Romero fez A Noite dos Mortos-Vivos. Depois disso, e a cada cinco ou dez anos, Romero voltou ao tema dos ressuscitados para contar uma história dos EUA. Conflitos raciais, violência contra as mulheres, os imigrantes, tudo ele abordou. Tratado com realismo, quase um neorrealismo, o terror virou político e chegou em 2004 a Dawn of the Dead (Madrugada dos Mortos), de Zack Snyder, o último grande filme hollywoodiano do gênero, com seus zumbis que sitiam um grupo num shopping – o consumismo em questão.
Os mortos-vivos migraram para a TV (Walking Dead), voltaram ao cinema (Guerra Mundial Z, de David Ayer). Sabemos de onde vem esse fascínio pelos ressuscitados. Um pouco mais difícil é entender o que ele representa. Mortos sedentos de sangue, que se alimentam de cérebros no paródico – A Volta dos Mortos-Vivos, de Dan O’Bannon. Medo de quê? Da alienação? O trem de Sang-ho abarca toda a sociedade da Coreia do Sul. Os personagens viram representações sociais. Existem diferentes tipos de pais, de representações simbólicas da classe dominante. E existe uma imensa massa de manobra, que reage de maneira egoísta e, por isso, está condenada.
O estranhamento último de Invasão Zumbi consiste em fazer o que nenhuma produção de Hollywood ousaria. No limite, o que Sang-ho conta são histórias de família. Há um personagem que concentra os defeitos de um comportamento típico da economia neoliberal. Dane-se a solidariedade, o grupo, é cada um por si. Bem no fim, há uma revelação que humaniza essa figura. O terror vira melodrama, de volta ao binômio pai/filha.

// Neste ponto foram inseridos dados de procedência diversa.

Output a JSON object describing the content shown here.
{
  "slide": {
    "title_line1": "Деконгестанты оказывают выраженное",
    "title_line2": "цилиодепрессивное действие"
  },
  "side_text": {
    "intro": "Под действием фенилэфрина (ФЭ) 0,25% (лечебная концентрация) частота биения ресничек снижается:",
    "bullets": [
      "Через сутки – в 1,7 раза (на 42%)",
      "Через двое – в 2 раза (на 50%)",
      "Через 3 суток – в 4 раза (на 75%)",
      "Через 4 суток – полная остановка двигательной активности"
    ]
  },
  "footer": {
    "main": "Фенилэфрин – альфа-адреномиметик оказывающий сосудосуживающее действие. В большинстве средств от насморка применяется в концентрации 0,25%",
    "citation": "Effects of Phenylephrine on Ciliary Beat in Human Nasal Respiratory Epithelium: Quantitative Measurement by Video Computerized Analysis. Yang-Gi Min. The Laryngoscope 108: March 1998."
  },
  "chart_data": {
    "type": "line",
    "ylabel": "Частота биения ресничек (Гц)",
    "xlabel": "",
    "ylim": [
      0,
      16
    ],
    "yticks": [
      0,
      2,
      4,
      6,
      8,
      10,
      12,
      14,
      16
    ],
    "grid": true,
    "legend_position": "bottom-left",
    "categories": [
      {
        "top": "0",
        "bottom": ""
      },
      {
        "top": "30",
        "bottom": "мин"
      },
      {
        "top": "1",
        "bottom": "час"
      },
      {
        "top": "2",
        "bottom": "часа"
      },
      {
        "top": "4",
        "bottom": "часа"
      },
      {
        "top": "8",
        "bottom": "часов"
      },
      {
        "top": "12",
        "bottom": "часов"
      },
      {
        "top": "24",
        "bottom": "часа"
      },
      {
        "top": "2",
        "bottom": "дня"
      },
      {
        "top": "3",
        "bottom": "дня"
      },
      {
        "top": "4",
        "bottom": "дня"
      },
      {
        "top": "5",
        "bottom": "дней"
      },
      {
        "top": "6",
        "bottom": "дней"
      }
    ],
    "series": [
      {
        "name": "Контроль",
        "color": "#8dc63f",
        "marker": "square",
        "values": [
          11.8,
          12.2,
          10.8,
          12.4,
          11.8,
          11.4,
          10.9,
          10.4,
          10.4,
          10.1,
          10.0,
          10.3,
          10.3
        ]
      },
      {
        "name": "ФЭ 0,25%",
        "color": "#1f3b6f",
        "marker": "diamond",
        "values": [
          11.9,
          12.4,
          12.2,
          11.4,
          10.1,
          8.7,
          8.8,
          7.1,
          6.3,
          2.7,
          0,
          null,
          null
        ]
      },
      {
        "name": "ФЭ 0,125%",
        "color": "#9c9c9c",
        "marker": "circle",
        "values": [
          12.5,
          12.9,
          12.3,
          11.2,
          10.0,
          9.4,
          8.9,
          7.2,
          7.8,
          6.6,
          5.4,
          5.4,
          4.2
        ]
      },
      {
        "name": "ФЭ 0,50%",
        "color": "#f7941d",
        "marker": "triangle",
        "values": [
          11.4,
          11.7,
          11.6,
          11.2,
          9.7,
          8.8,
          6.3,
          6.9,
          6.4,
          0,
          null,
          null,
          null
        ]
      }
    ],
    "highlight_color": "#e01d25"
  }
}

A chave está na canção que a garota, finalmente, vai cantar. É tão inesperado (disparatado?) que a plateia ri. Ridículo ou nervosismo? Talvez Invasão Zumbi não seja tão grande quanto o Zack Snyder, ou os melhores filmes de Romero, mas é muito bom? Uma (r)evolução do gênero? Boa parte do relato contrapõe gêneros humanos – a garota, a grávida, as idosas. Os jovens estudantes, o vagabundo, dois tipos de pais. A raridade é isso – um filme de terror, de zumbis, para refletir.